Laura Munson, author of This Is Not the Story You Think It Is, has a friend who sometimes experiments with what she calls her “pickle jar philosophy.” She says a whole host of tensions can be resolved in her marriage when she hands her husband the pickle jar…
It’s simple like a zen koan is simple:
She’s having a hard time opening the pickle jar.
She passes the jar to her husband.
He opens it.
She says, smiling, “Yeah, well, I loosened it for you.”
But they both know it was a meeting of intention.
Talk about a marital contract. They both walk away with a result that works for each of them (and let’s not forget the plain fact that there will be pickles today). Things are right with the world.
All she had to do was state her need. Acknowledge his “strength.” Ask for his help. Get out of his way. And receive what he has to give.
Not Waiting to Exhale
Another experiment that often works for me is Exhalation Practice.
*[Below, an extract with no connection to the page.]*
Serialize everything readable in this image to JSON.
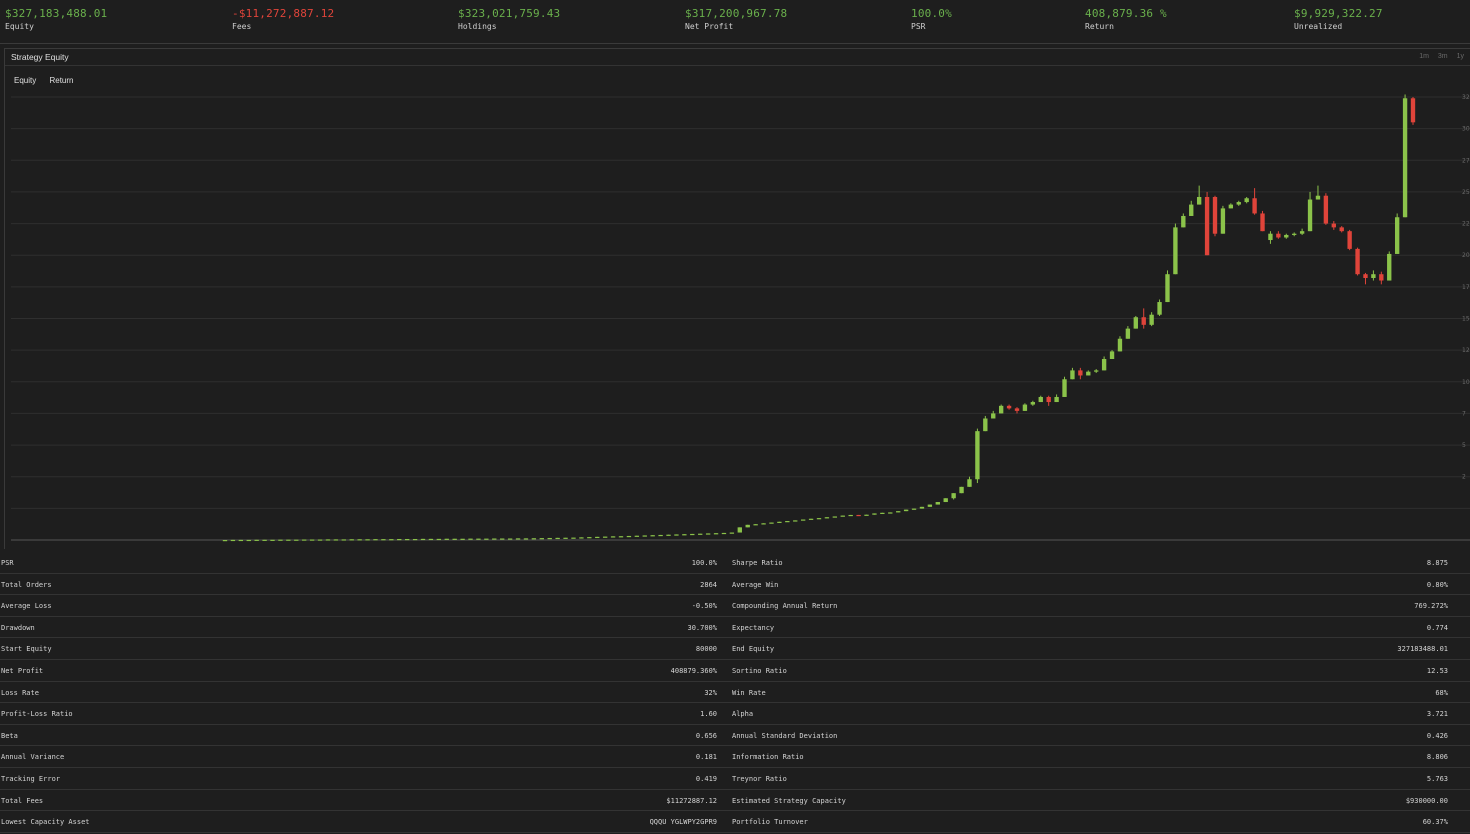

Heart rate speeds up on the in-breath and slows down on the out-breath. By practicing exhaling longer than I inhale many times a day when my limbic system isn’t hijacked and my 10th cranial nerve isn’t making me its cabin boy, I am often able to remember to enact Exhalation Practice in the midst of a limbic mugging.
Yoga practitioners have known the importance of exhalation for centuries. Yogic breathing practice is called pranayama and deep, smooth exhalation has been an important, essential part of it from the beginning.
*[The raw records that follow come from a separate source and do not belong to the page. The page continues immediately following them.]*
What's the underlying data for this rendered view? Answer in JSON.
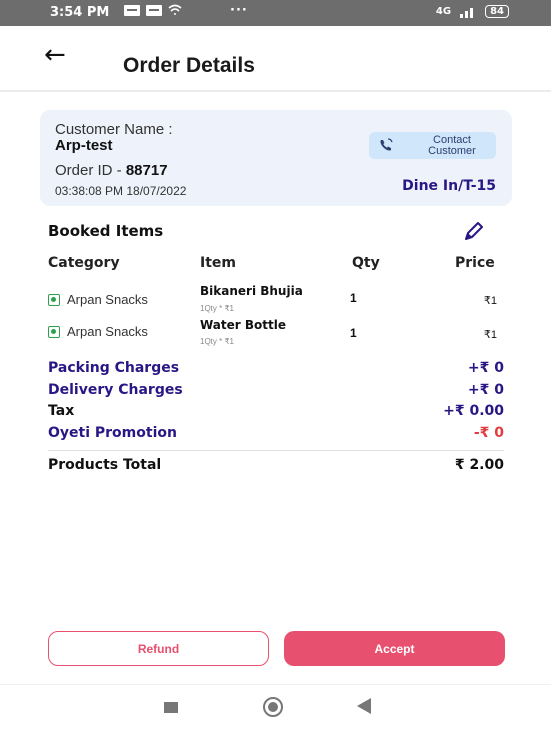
{
  "status_bar": {
    "time": "3:54 PM",
    "dots": "···",
    "network": "4G",
    "battery": "84"
  },
  "header": {
    "back_icon": "arrow-left-icon",
    "title": "Order Details"
  },
  "order_card": {
    "customer_label": "Customer Name :",
    "customer_name": "Arp-test",
    "order_id_label": "Order ID - ",
    "order_id": "88717",
    "timestamp": "03:38:08 PM 18/07/2022",
    "contact_button_line1": "Contact",
    "contact_button_line2": "Customer",
    "dine_info": "Dine In/T-15"
  },
  "booked_items": {
    "title": "Booked Items",
    "columns": [
      "Category",
      "Item",
      "Qty",
      "Price"
    ],
    "rows": [
      {
        "category": "Arpan Snacks",
        "item": "Bikaneri Bhujia",
        "sub": "1Qty * ₹1",
        "qty": "1",
        "price": "₹1"
      },
      {
        "category": "Arpan Snacks",
        "item": "Water Bottle",
        "sub": "1Qty * ₹1",
        "qty": "1",
        "price": "₹1"
      }
    ]
  },
  "summary": {
    "packing_label": "Packing Charges",
    "packing_value": "+₹ 0",
    "delivery_label": "Delivery Charges",
    "delivery_value": "+₹ 0",
    "tax_label": "Tax",
    "tax_value": "+₹ 0.00",
    "promotion_label": "Oyeti Promotion",
    "promotion_value": "-₹ 0",
    "total_label": "Products Total",
    "total_value": "₹ 2.00"
  },
  "actions": {
    "refund_label": "Refund",
    "accept_label": "Accept"
  },
  "colors": {
    "accent": "#e8506f",
    "navy": "#2a1785",
    "card_bg": "#eef2fb",
    "contact_bg": "#cfe6fb",
    "veg_green": "#2fa14e"
  }
}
A second practice that I continually experiment with is something I call Markra Practice (That’s me playing with the word “mantra”). Markra Practice has me consciously recognizing and frequently and openly acknowledging that I can actually relax in this moment, because: “In THIS moment everything’s all right.” Which, except for the Highjack Hormones racing through my bloodstream and my left brain trying to convince me otherwise, everything almost always really is.
End Note: If you live in, or have friends in the Seattle area, it would be great to hang out with you at this daylong event on January 12th: Body, Brain and Spirit.


Mark, I second Sean’s request…I’d love to attend, but probably won’t be able to. So if there are any plans for taping the event and making it more widely available, I’d love to hear about it…
And I just noticed that while this and the “Flowering Brain” blog both have this post, most of the comments on it have appeared in FB, not here..do you usually cross-post all of your blogs?
Thanks again for your great blogs!
I continue to follow your work, both with appreciation and taking in, making meaning + sharing with others what is so full of life. Thank you for continuing with your writing.
Now, that Jan 12th in Seattle area, oh my! ANY way that can be taped and used for the rest of us either in CEU’s via webinar or something along those lines. That material looks important, just not cost effective from the bay area. Maybe a trip to the bay area and offer it here? Please find a way to get it to the many of us who cannot get to PNW.